The quantum relative entropy between the states $\rho$ and $\sigma$ is defined by $$D(\rho||\sigma)= \textrm{tr}\Big(\rho \big(\log\rho - \log \sigma \big) \Big)\,,$$ as long as the support of $\rho$ is contained within the support of $\sigma$. I want to show that the relative entropy between a state $\rho$ and the post-measurement state after performing a projective measurement on $\rho$ is greater if that measurement is rank-one than if it is coarse-grained.
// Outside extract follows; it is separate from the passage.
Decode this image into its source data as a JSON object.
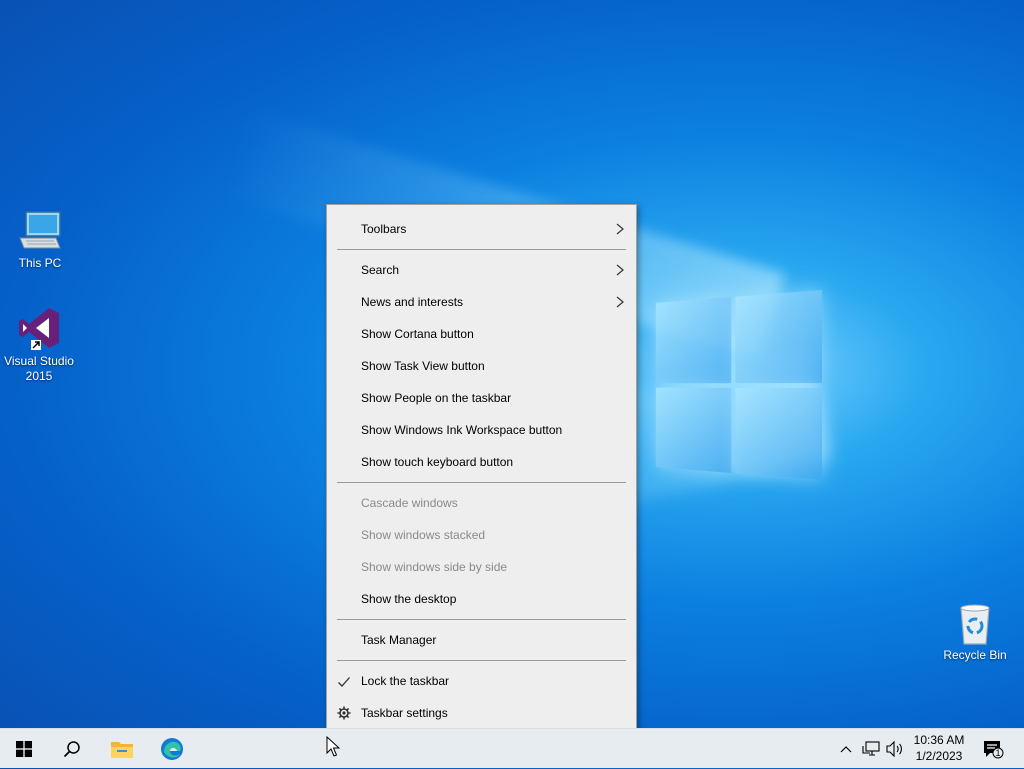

More particularly, denote a coarse-grained projective measurement by $\{\Pi_i\}_{i}=\sum_j | f_{j}^{i} \rangle \langle f_{j}^{i}|$, where $\{|f_{j}^{i}\rangle\}_{i,j}$ is an orthonormal basis, and the post-measurement states $\rho'_{\textrm{coarse}}$ and $\rho'_{\textrm{rank-one}}$ by $$\rho'_{\textrm{coarse}}= \sum_{i}\Pi_i \rho \Pi_i\,, \qquad \rho'_{\textrm{rank-one}}= \sum_{i, j}| f_{j}^{i} \rangle \langle f_{j}^{i}| \rho | f_{j}^{i} \rangle \langle f_{j}^{i}|\,. $$ I want to show that $$ D(\rho || \rho'_{\textrm{rank-one}}) \geq D(\rho || \rho'_{\textrm{coarse}})\,. $$ Intuitively this makes sense to me as with a fine-grained measurement, we are measuring the state 'more' than with a coarse-grained measurement, so the final state should be 'more different' from the initial one, but I don't know how to prove this. $D(\rho || \rho'_{\textrm{rank-one}})$ has the form $$D(\rho || \rho'_{\textrm{rank-one}})= -S(\rho) -\sum_{i, j} \langle f_{j}^{i}| \rho | f_{j}^{i} \rangle \log \langle f_{j}^{i}| \rho | f_{j}^{i} \rangle\,, $$ where $S(\rho)$ is the von Neumann entropy $S(\rho)=-\textrm{tr} \rho \log \rho$, but I can't see any simple form for the second term in $D(\rho || \rho'_{\textrm{coarse}})$. Any help appreciated.

Answer 1

Firstly notice that the divergences are $$ D(\rho\|\rho_{\mathrm{rank-one}}) = - S(\rho) + S(\rho_{\mathrm{rank-one}}) $$ and $$ D(\rho\|\rho_{\mathrm{coarse}}) = - S(\rho) + S(\rho_{\mathrm{coarse}}) $$ and so the difference in the two divergences only boils down to the difference $$ S(\rho_{\mathrm{rank-one}}) - S(\rho_{\mathrm{coarse}}). $$

And it turns out that we will always have $$ S(\rho_{\mathrm{rank-one}}) \geq S(\rho_{\mathrm{coarse}}). $$ This follows from a known result about the von Neumann entropy of a state being equivalent to the smallest Shannon entropy of rank-one measurements on the state (see Theorem 11.1.1 or this answer). In the language of the question we would have that $$ S(\sigma) = \min_{\text{ONBs }\{|v_i\rangle\}} S\left(\sum_i |v_i\rangle \langle v_i| \sigma |v_i\rangle \langle v_i |\right)\,. $$ Now because $\rho_{\mathrm{rank-one}} = \sum_{ij}|f_{ij}\rangle \langle f_{ij}| \rho_{\mathrm{coarse}}|f_{ij}\rangle \langle f_{ij}|$ for some fixed ONB $\{|f_{ij}\rangle\}$ we immediately have the inequality we want.